Busco una respuesta en su mente, la cual nunca acudió. Lo que si llegó a comprender le valió que una sonrisa apareciera en su rostro. Tal vez no encontraría jamás una respuesta clara a su pregunta, o posiblemente estaba realizando mal la pregunta. Comprendió que no debía preguntarse ¿Cómo había sido tan ciego? Sino más bien ¿Qué haría para solucionar su error? Aun tendía tiempo para solucionar las cosas, aun contaba con suficiente tiempo para ayudar a su madre. No lo haría solo para dejar de sentir culpa, sino porque la amaba y ella en más de una ocasión le demostró el amor que sentía por él. Con ese pensamiento en su cerebro, comprendió que solo tenía que demostrarle todo el amor que sentía por ella, si lo hacía y con el pasar del tiempo, su madre podría volver a ser la misma.

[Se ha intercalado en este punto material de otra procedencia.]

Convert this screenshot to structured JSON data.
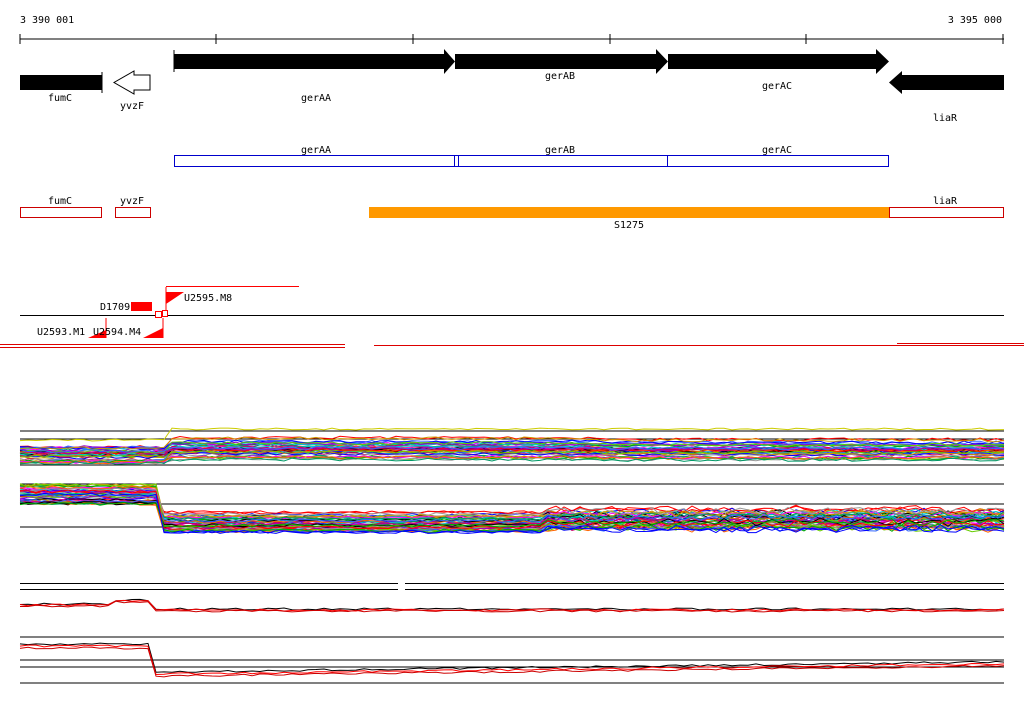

Esa fue la primera ocasión que abrazo al anciano, agradecido por haberle ayudado cuando más lo necesitaba. Cuando se alejó, le cogió desprevenido el observar un semblante de sorpresa en el arrugado rostro de su maestro. Aquello le dejo ver algo. Morihei Choi hacía años que no recibía una muestra de cariño y agradecimiento.
Aquel recuerdo solo sirvió para acentuar su tristeza volviendo más grande el vació que embargaba su pecho, aunque también le ayudo a darse cuenta que no quería abandonar a su anciano maestro. No había sido como un padre, porque si lo comparaba con su verdadero progenitor, sería un insulto para Morihei. Había sido más bien, alguien que lo ayudo en sus peores momentos, aquel que no se rindió tan fácil cuando todo a su alrededor no era más que oscuridad, cuando todos le habían dado la espalda.
—Debería venir conmigo, yo podría dormir en la sala, mientras usted duerme en mi habitación. Si mi padre lo intenta echar, podríamos levantar un muro, para que no entre en su habitación. —Le ofreció a la desesperada. Ya no le quedaban más argumentos con los cuales convencer al anciano.
Morihei solo había sonreído. Se encontraba en la entrada de su hogar, había ido para despedirse de su alumno.
—Aprecio tu ofrecimiento. Pero debo declinarlo. Este —señaló su puerta—, es mi hogar, y siempre estará abierto para cuando quieras volver.
Sus pies se movieron de manera automática, los encaminaron hacia el anciano, sus brazos se abrieron y acogieron en un abrazo aquel frágil cuerpo. Por más que la busco y pensó no encontraba otra manera de agradecerle todo lo que hizo por él. Se separaron.
—Volveré, es una promesa. Tal vez no mañana, tal vez no el siguiente mes, pero volveré —el anciano asintió satisfecho por la promesa. Levanto un dedo arrugado.
—Casi lo llego a olvidar, esto estaba entre tus cosas cuando llegaste a este lugar —había conseguido rescatar sus jeans azules, también su camiseta negra y la chaqueta oscura, aunque buscando no levantar sospechas, decidió cortar las mangas restantes, reduciendo su camiseta a una simple playera y su chaqueta a un chaleco de cuero. Sus guantes se habían encogido cuando se secaron. El anciano le regalo unas zapatillas blancas que le quedaban perfectas.